小規模宅地等の特例で文書回答 再開発でやむを得ず貸付事業を一時中断

2022/01/20

 東京国税局はさきごろ、事前照会のあった「市街地再開発事業により中断した貸付事業を相続開始前3年以内に再開した場合の小規模宅地等についての相続税の課税価格の計算の特例(租税特別措置法第69条の4)の適用について」の文書回答を公表した。

 被相続人甲は、平成25年以前まで、A市所在の建物(区分所有建物である旨の登記がされている建物ではない。以下:従前建物)およびその敷地を所有し、その建物について一部を被相続人甲の次男家族(甲と生計別の親族)に使用貸借により使用させていたほかは、甲の同族会社(以下:乙社)に賃貸していた。

 甲は、平成25年2月、都市再開発法に基づく第一種市街地再開発事業(施行者:A市)に係る権利変換(以下:本件権利変換)により、同事業において建築される施設建築物の一部を取得する権利およびその敷地に関する権利を取得した。

 甲は、平成30年3月30日、本件権利変換により施設建築物の西棟1階の一室(以下:本件店舗)および東棟35階の一室(以下:本件住戸)の所有権(区分所有建物である旨の登記がされている)ならびにそれらの敷地権を取得し、その引渡しを受けたので、同年4月1日に本件店舗を乙社に賃貸(乙社は第三者へ転貸)し、同年12月に本件住戸を第三者に賃貸した。

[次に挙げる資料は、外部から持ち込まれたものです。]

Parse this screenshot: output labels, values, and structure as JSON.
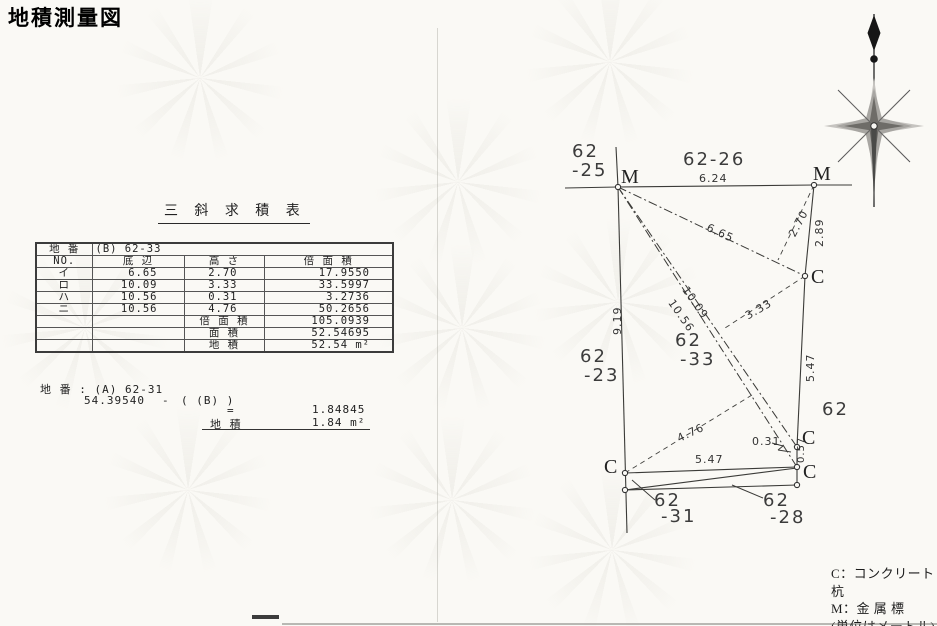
{
  "title": "地積測量図",
  "table": {
    "title": "三 斜 求 積 表",
    "parcel_label": "地 番",
    "parcel_value": "(B) 62-33",
    "headers": [
      "NO.",
      "底 辺",
      "高 さ",
      "倍 面 積"
    ],
    "rows": [
      {
        "no": "イ",
        "base": "6.65",
        "height": "2.70",
        "double_area": "17.9550"
      },
      {
        "no": "ロ",
        "base": "10.09",
        "height": "3.33",
        "double_area": "33.5997"
      },
      {
        "no": "ハ",
        "base": "10.56",
        "height": "0.31",
        "double_area": "3.2736"
      },
      {
        "no": "ニ",
        "base": "10.56",
        "height": "4.76",
        "double_area": "50.2656"
      }
    ],
    "summary": [
      {
        "label": "倍 面 積",
        "value": "105.0939"
      },
      {
        "label": "面 積",
        "value": "52.54695"
      },
      {
        "label": "地 積",
        "value": "52.54 m²"
      }
    ]
  },
  "calc": {
    "line1": "地 番 : (A) 62-31",
    "minuend": "54.39540",
    "minus": "-",
    "subtrahend": "( (B) )",
    "equals": "=",
    "result": "1.84845",
    "area_label": "地 積",
    "area_value": "1.84 m²"
  },
  "legend": {
    "c_line": "C：コンクリート杭",
    "m_line": "M：金 属 標",
    "unit_line": "(単位はメートル)"
  },
  "drawing": {
    "points": [
      {
        "name": "point-m-topleft",
        "x": 618,
        "y": 187
      },
      {
        "name": "point-m-topright",
        "x": 814,
        "y": 185
      },
      {
        "name": "point-c-right",
        "x": 805,
        "y": 276
      },
      {
        "name": "point-c-bottomright-upper",
        "x": 797,
        "y": 447
      },
      {
        "name": "point-c-bottomright-lower",
        "x": 797,
        "y": 467
      },
      {
        "name": "point-c-bottomleft",
        "x": 625,
        "y": 473
      },
      {
        "name": "point-bottomleft-lower",
        "x": 625,
        "y": 490
      },
      {
        "name": "point-bottomright-low",
        "x": 797,
        "y": 485
      }
    ],
    "lines": [
      {
        "name": "road-line-left",
        "x1": 565,
        "y1": 188,
        "x2": 618,
        "y2": 187,
        "style": "solid"
      },
      {
        "name": "boundary-top-6-24",
        "x1": 618,
        "y1": 187,
        "x2": 814,
        "y2": 185,
        "style": "solid"
      },
      {
        "name": "road-line-right",
        "x1": 814,
        "y1": 185,
        "x2": 852,
        "y2": 185,
        "style": "solid"
      },
      {
        "name": "boundary-left-spur",
        "x1": 616,
        "y1": 147,
        "x2": 618,
        "y2": 187,
        "style": "solid"
      },
      {
        "name": "boundary-left-9-19",
        "x1": 618,
        "y1": 187,
        "x2": 627,
        "y2": 533,
        "style": "solid"
      },
      {
        "name": "boundary-right-2-89",
        "x1": 814,
        "y1": 185,
        "x2": 805,
        "y2": 276,
        "style": "solid"
      },
      {
        "name": "boundary-right-5-47",
        "x1": 805,
        "y1": 276,
        "x2": 797,
        "y2": 447,
        "style": "solid"
      },
      {
        "name": "boundary-right-0-57",
        "x1": 797,
        "y1": 447,
        "x2": 797,
        "y2": 467,
        "style": "solid"
      },
      {
        "name": "boundary-right-lower",
        "x1": 797,
        "y1": 467,
        "x2": 797,
        "y2": 485,
        "style": "solid"
      },
      {
        "name": "boundary-bottom-5-47",
        "x1": 625,
        "y1": 473,
        "x2": 797,
        "y2": 467,
        "style": "solid"
      },
      {
        "name": "boundary-bottom-diagonal",
        "x1": 625,
        "y1": 490,
        "x2": 797,
        "y2": 468,
        "style": "solid"
      },
      {
        "name": "boundary-bottom-lower",
        "x1": 625,
        "y1": 490,
        "x2": 797,
        "y2": 485,
        "style": "solid"
      },
      {
        "name": "triangle-base-6-65",
        "x1": 618,
        "y1": 187,
        "x2": 805,
        "y2": 276,
        "style": "dashdot"
      },
      {
        "name": "triangle-base-10-09",
        "x1": 618,
        "y1": 187,
        "x2": 797,
        "y2": 447,
        "style": "dashdot"
      },
      {
        "name": "triangle-base-10-56",
        "x1": 618,
        "y1": 187,
        "x2": 797,
        "y2": 467,
        "style": "dashdot"
      },
      {
        "name": "height-2-70",
        "x1": 814,
        "y1": 185,
        "x2": 778,
        "y2": 260,
        "style": "dashed"
      },
      {
        "name": "height-3-33",
        "x1": 805,
        "y1": 276,
        "x2": 722,
        "y2": 330,
        "style": "dashed"
      },
      {
        "name": "height-4-76",
        "x1": 625,
        "y1": 473,
        "x2": 752,
        "y2": 395,
        "style": "dashed"
      },
      {
        "name": "leader-0-31-a",
        "x1": 772,
        "y1": 443,
        "x2": 783,
        "y2": 446,
        "style": "leader"
      },
      {
        "name": "leader-0-31-b",
        "x1": 783,
        "y1": 446,
        "x2": 778,
        "y2": 450,
        "style": "leader"
      },
      {
        "name": "leader-0-31-c",
        "x1": 778,
        "y1": 450,
        "x2": 791,
        "y2": 452,
        "style": "leader"
      },
      {
        "name": "leader-62-31",
        "x1": 632,
        "y1": 480,
        "x2": 655,
        "y2": 500,
        "style": "leader"
      },
      {
        "name": "leader-62-28",
        "x1": 732,
        "y1": 485,
        "x2": 763,
        "y2": 498,
        "style": "leader"
      }
    ],
    "labels": [
      {
        "name": "parcel-62-25-line1",
        "text": "62",
        "x": 572,
        "y": 141,
        "size": 18,
        "cls": "parcel"
      },
      {
        "name": "parcel-62-25-line2",
        "text": "-25",
        "x": 572,
        "y": 160,
        "size": 18,
        "cls": "parcel"
      },
      {
        "name": "parcel-62-26",
        "text": "62-26",
        "x": 683,
        "y": 149,
        "size": 18,
        "cls": "parcel"
      },
      {
        "name": "dim-6-24",
        "text": "6.24",
        "x": 699,
        "y": 172,
        "size": 11,
        "cls": "dim"
      },
      {
        "name": "marker-label-m-left",
        "text": "M",
        "x": 621,
        "y": 166,
        "size": 20,
        "cls": "marker"
      },
      {
        "name": "marker-label-m-right",
        "text": "M",
        "x": 813,
        "y": 163,
        "size": 20,
        "cls": "marker"
      },
      {
        "name": "dim-6-65",
        "text": "6.65",
        "x": 710,
        "y": 221,
        "size": 11,
        "cls": "dim",
        "rot": 25
      },
      {
        "name": "dim-2-70",
        "text": "2.70",
        "x": 786,
        "y": 233,
        "size": 11,
        "cls": "dim",
        "rot": -62
      },
      {
        "name": "dim-2-89",
        "text": "2.89",
        "x": 813,
        "y": 247,
        "size": 11,
        "cls": "dim",
        "rot": -90
      },
      {
        "name": "marker-label-c-right",
        "text": "C",
        "x": 811,
        "y": 266,
        "size": 20,
        "cls": "marker"
      },
      {
        "name": "dim-9-19",
        "text": "9.19",
        "x": 611,
        "y": 335,
        "size": 11,
        "cls": "dim",
        "rot": -90
      },
      {
        "name": "parcel-62-23-line1",
        "text": "62",
        "x": 580,
        "y": 346,
        "size": 18,
        "cls": "parcel"
      },
      {
        "name": "parcel-62-23-line2",
        "text": "-23",
        "x": 584,
        "y": 365,
        "size": 18,
        "cls": "parcel"
      },
      {
        "name": "parcel-62-33-line1",
        "text": "62",
        "x": 675,
        "y": 330,
        "size": 18,
        "cls": "parcel"
      },
      {
        "name": "parcel-62-33-line2",
        "text": "-33",
        "x": 680,
        "y": 349,
        "size": 18,
        "cls": "parcel"
      },
      {
        "name": "dim-10-09",
        "text": "10.09",
        "x": 690,
        "y": 284,
        "size": 11,
        "cls": "dim",
        "rot": 55
      },
      {
        "name": "dim-10-56",
        "text": "10.56",
        "x": 676,
        "y": 297,
        "size": 11,
        "cls": "dim",
        "rot": 55
      },
      {
        "name": "dim-3-33",
        "text": "3.33",
        "x": 743,
        "y": 311,
        "size": 11,
        "cls": "dim",
        "rot": -30
      },
      {
        "name": "dim-5-47-right",
        "text": "5.47",
        "x": 804,
        "y": 382,
        "size": 11,
        "cls": "dim",
        "rot": -90
      },
      {
        "name": "parcel-62-right",
        "text": "62",
        "x": 822,
        "y": 399,
        "size": 18,
        "cls": "parcel"
      },
      {
        "name": "dim-4-76",
        "text": "4.76",
        "x": 675,
        "y": 433,
        "size": 11,
        "cls": "dim",
        "rot": -25
      },
      {
        "name": "dim-0-31",
        "text": "0.31",
        "x": 752,
        "y": 435,
        "size": 11,
        "cls": "dim"
      },
      {
        "name": "marker-label-c-bottomright-upper",
        "text": "C",
        "x": 802,
        "y": 427,
        "size": 20,
        "cls": "marker"
      },
      {
        "name": "dim-0-57",
        "text": "0.57",
        "x": 796,
        "y": 463,
        "size": 10,
        "cls": "dim",
        "rot": -90
      },
      {
        "name": "marker-label-c-bottomright-lower",
        "text": "C",
        "x": 803,
        "y": 461,
        "size": 20,
        "cls": "marker"
      },
      {
        "name": "marker-label-c-bottomleft",
        "text": "C",
        "x": 604,
        "y": 456,
        "size": 20,
        "cls": "marker"
      },
      {
        "name": "dim-5-47-bottom",
        "text": "5.47",
        "x": 695,
        "y": 453,
        "size": 11,
        "cls": "dim"
      },
      {
        "name": "parcel-62-31-line1",
        "text": "62",
        "x": 654,
        "y": 490,
        "size": 18,
        "cls": "parcel"
      },
      {
        "name": "parcel-62-31-line2",
        "text": "-31",
        "x": 661,
        "y": 506,
        "size": 18,
        "cls": "parcel"
      },
      {
        "name": "parcel-62-28-line1",
        "text": "62",
        "x": 763,
        "y": 490,
        "size": 18,
        "cls": "parcel"
      },
      {
        "name": "parcel-62-28-line2",
        "text": "-28",
        "x": 770,
        "y": 507,
        "size": 18,
        "cls": "parcel"
      }
    ]
  }
}
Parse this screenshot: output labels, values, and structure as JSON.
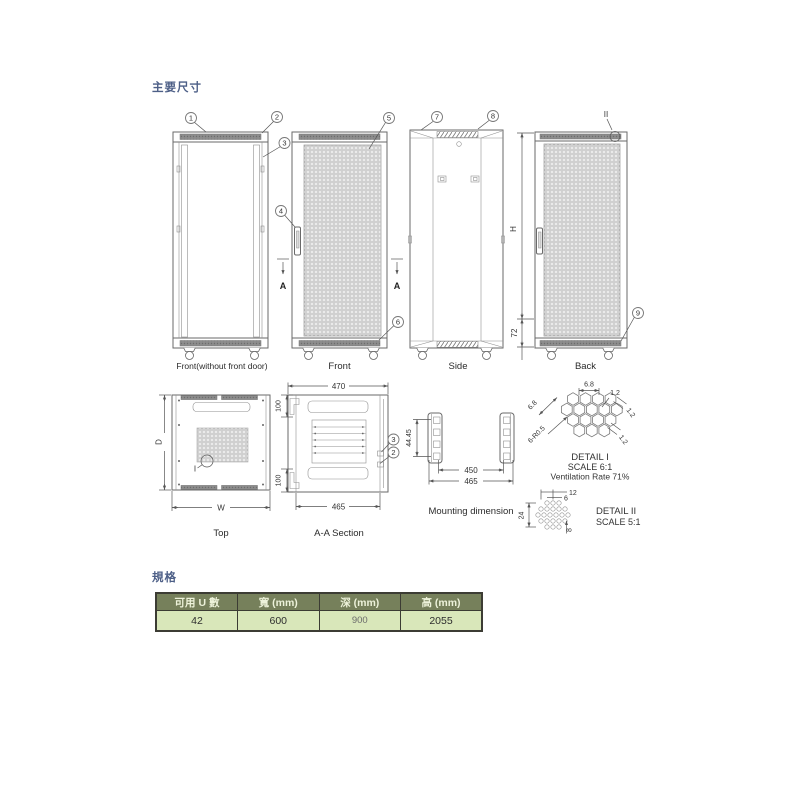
{
  "titles": {
    "main": "主要尺寸",
    "specs": "規格"
  },
  "view_labels": {
    "front_open": "Front(without front door)",
    "front": "Front",
    "side": "Side",
    "back": "Back",
    "top": "Top",
    "aa": "A-A Section",
    "mounting": "Mounting dimension"
  },
  "callouts": {
    "n1": "1",
    "n2": "2",
    "n3": "3",
    "n4": "4",
    "n5": "5",
    "n6": "6",
    "n7": "7",
    "n8": "8",
    "n9": "9",
    "aa3": "3",
    "aa2": "2",
    "detail1_ref": "I",
    "detail2_ref": "II"
  },
  "section_cut": {
    "left": "A",
    "right": "A"
  },
  "dimensions": {
    "back_height": "H",
    "back_plinth": "72",
    "top_depth": "D",
    "top_width": "W",
    "aa_top_width": "470",
    "aa_bottom_width": "465",
    "aa_upper_offset": "100",
    "aa_lower_offset": "100",
    "mount_unit_pitch": "44.45",
    "mount_hole_span": "450",
    "mount_rail_span": "465",
    "d1_hex_width": "6.8",
    "d1_hex_diag": "6.8",
    "d1_corner_radius": "6-R0.5",
    "d1_web_top": "1.2",
    "d1_web_right": "1.2",
    "d1_web_bottom": "1.2",
    "d2_pitch_double": "12",
    "d2_pitch": "6",
    "d2_col_height": "24",
    "d2_row_offset": "8"
  },
  "detail1": {
    "title": "DETAIL I",
    "scale": "SCALE 6:1",
    "ventilation": "Ventilation Rate 71%"
  },
  "detail2": {
    "title": "DETAIL II",
    "scale": "SCALE 5:1"
  },
  "spec_table": {
    "headers": [
      "可用 U 數",
      "寬 (mm)",
      "深 (mm)",
      "高 (mm)"
    ],
    "values": [
      "42",
      "600",
      "900",
      "2055"
    ]
  },
  "colors": {
    "title_text": "#4D5F87",
    "table_header_bg": "#76805B",
    "table_header_text": "#EDF2DA",
    "table_row_bg": "#D9E7BA",
    "table_border": "#3C3C34",
    "drawing_line": "#6A6A6A"
  }
}
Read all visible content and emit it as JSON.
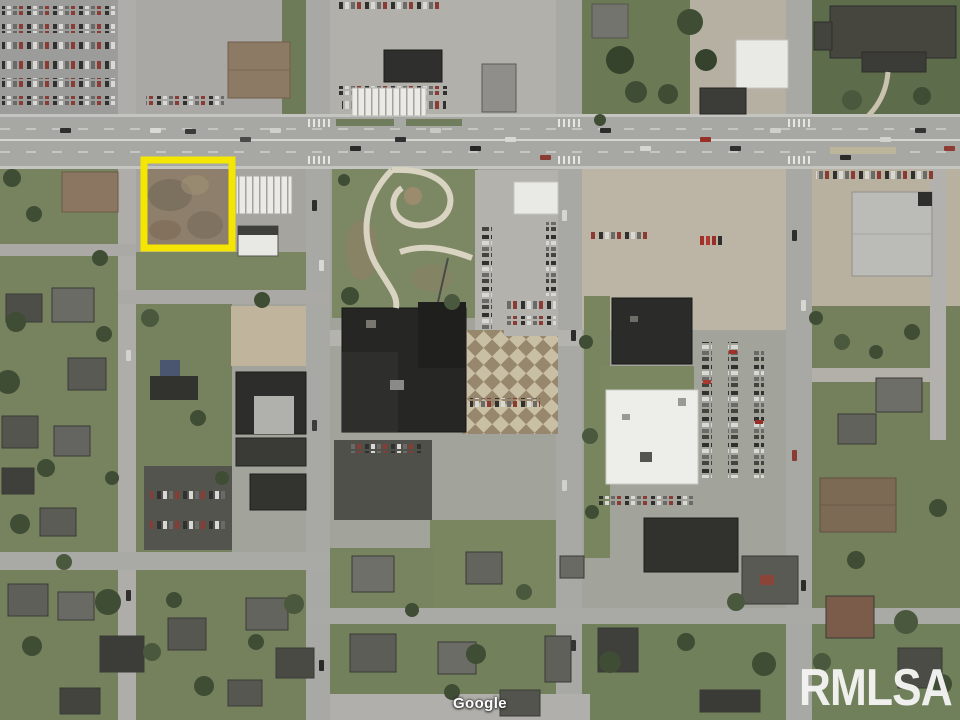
{
  "map": {
    "view": "satellite",
    "attribution": "Google",
    "watermark": "RMLSA",
    "parcel_highlight": {
      "color": "#F5E602",
      "shape": "rectangle"
    }
  }
}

 なお、甲は、本件住戸について、平成30年3月30日にA市から引渡しを受けた後、速やかに新たな賃借人の募集を行った。

 甲は、令和3年2月に死亡した。事前照会の趣旨は次のとおり。

 相続開始時点において賃貸していた本件店舗および本件住戸の敷地の用に供されていた宅地のうち、本件権利変換前において従前建物に係る乙社に賃貸していた部分に対応する部分は、市街地再開発事業によってやむを得ず貸付事業の用に供することができなかったものであるため、租税特別措置法第69条の4第3項第4号の「相続開始前3年以内に新たに貸付事業の用に供された宅地等」に当たらないことから、同号に規定する貸付事業用宅地等に該当するものとして、同条に規定する小規模宅地等についての相続税の課税価格の計算の特例の適用を受けることができると解してよいか照会した。なお、甲の相続人は、同特例に係るほかの要件を満たしている。

 これに対して東京国税局は、「照会に係る事実関係を前提とする限り、貴見のとおりで差し支えない」と回答している。